Über den eigenen Output hinaus betätigt Thurston Moore sich über die Jahre unter anderem als Videoregisseur für Pavement. Seit 2008 ist er zudem Autor für den Dokumentarfilmkanal von National Geographic. Als Kurator von Musikfestivals wie den All Tomorrow's Parties oder dem Noise Against Facism-Konzert positioniert sich Moore immer wieder auch politisch. So ist z.B. die letztgenannte Veranstaltung als Symbol des Protests gegen die Amtseinführung des US-Präsidenten George W. Bush zu verstehen. Aus Protest gegen die US-Politik im Nahen Osten agiert er als Manager der Webseite Protest Records. Ab 2015 unterrichtet er auch sporadisch am Kopenhagener Rhythmic Music Conservatory.
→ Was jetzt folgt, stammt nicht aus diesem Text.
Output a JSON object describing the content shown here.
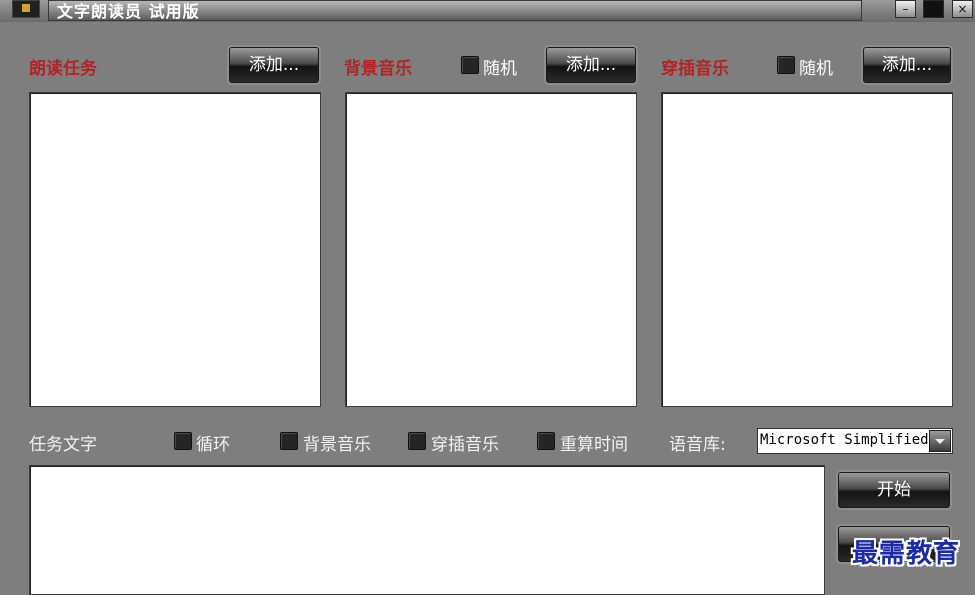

2016 ist Moore wie so viele Beobachter geschockt, dass als 45. Präsident der Vereingten Staaten von Amerika tatsächlich der Immobilienmogul Donald Trump triumphiert und ins Weiße Haus einzieht, sein Kandidat wäre Bernie Sanders gewesen. Von da an ist Moore nicht mehr zu stoppen. Er unterschreibt wie viele andere Künstler Petitionen ("We Refuse to Accept a Fascist America") gegen Trump und postet in den Sozialen Medien haufenweise Links zu linkspolitischen oder anti-populistischen Artikeln. Dass er damit in den Kommentaren auch wüste Beschimpfungen seiner Fans erntet, lässt den Musiker kalt. Wie der alte Kämpfer Jello Biafra scheint auch Moore der Meinung zu sein, dass ernste Zeiten auch wieder verstärkte Aktivität zur Folge haben müssen. In seinen Texten spiegelt sich die politische Wut nur bedingt wider: 2017 veröffentlicht er "Rock N Roll Consciousness", das an seine bekannten Sound-Trademarks anknüpft. Zudem siedelt er nach Großbritannien über und zieht mit Prinz zusammen.
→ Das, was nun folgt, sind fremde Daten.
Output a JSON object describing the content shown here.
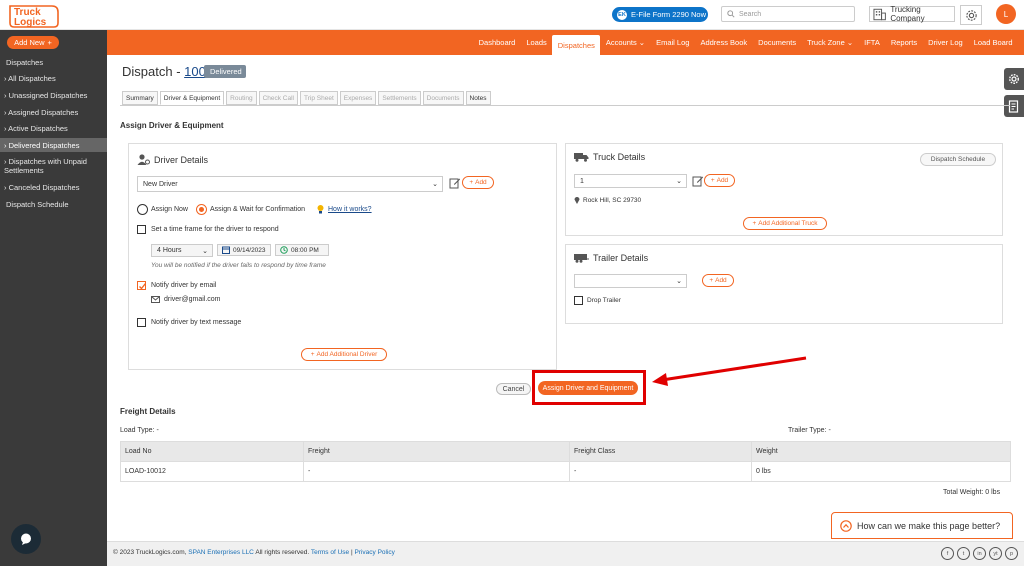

Zwei Jahre später erscheint das sechste Studioalbum "Spirit Counsel" (2019), für das Moore zusätzlich den Elektronikmusiker Jon Leidecker ins Boot holt. Bereits 2020 bejubelt die Musikpresse dann Album Nummer sieben ("By The Fire"). Und noch während Corona veröffentlicht schon das nächste Werk: Im Februar 2021 erscheint überraschend das reine Instrumentalalbum "Screen Time". Politisch bleibt der Musiker seiner Linie in all den Jahren treu: So unterstützt er den britischen Labour-Mann Jeremy Corbyn genauso wie 2022 den linken brasilianischen Präsidenschaftskandidaten Lula.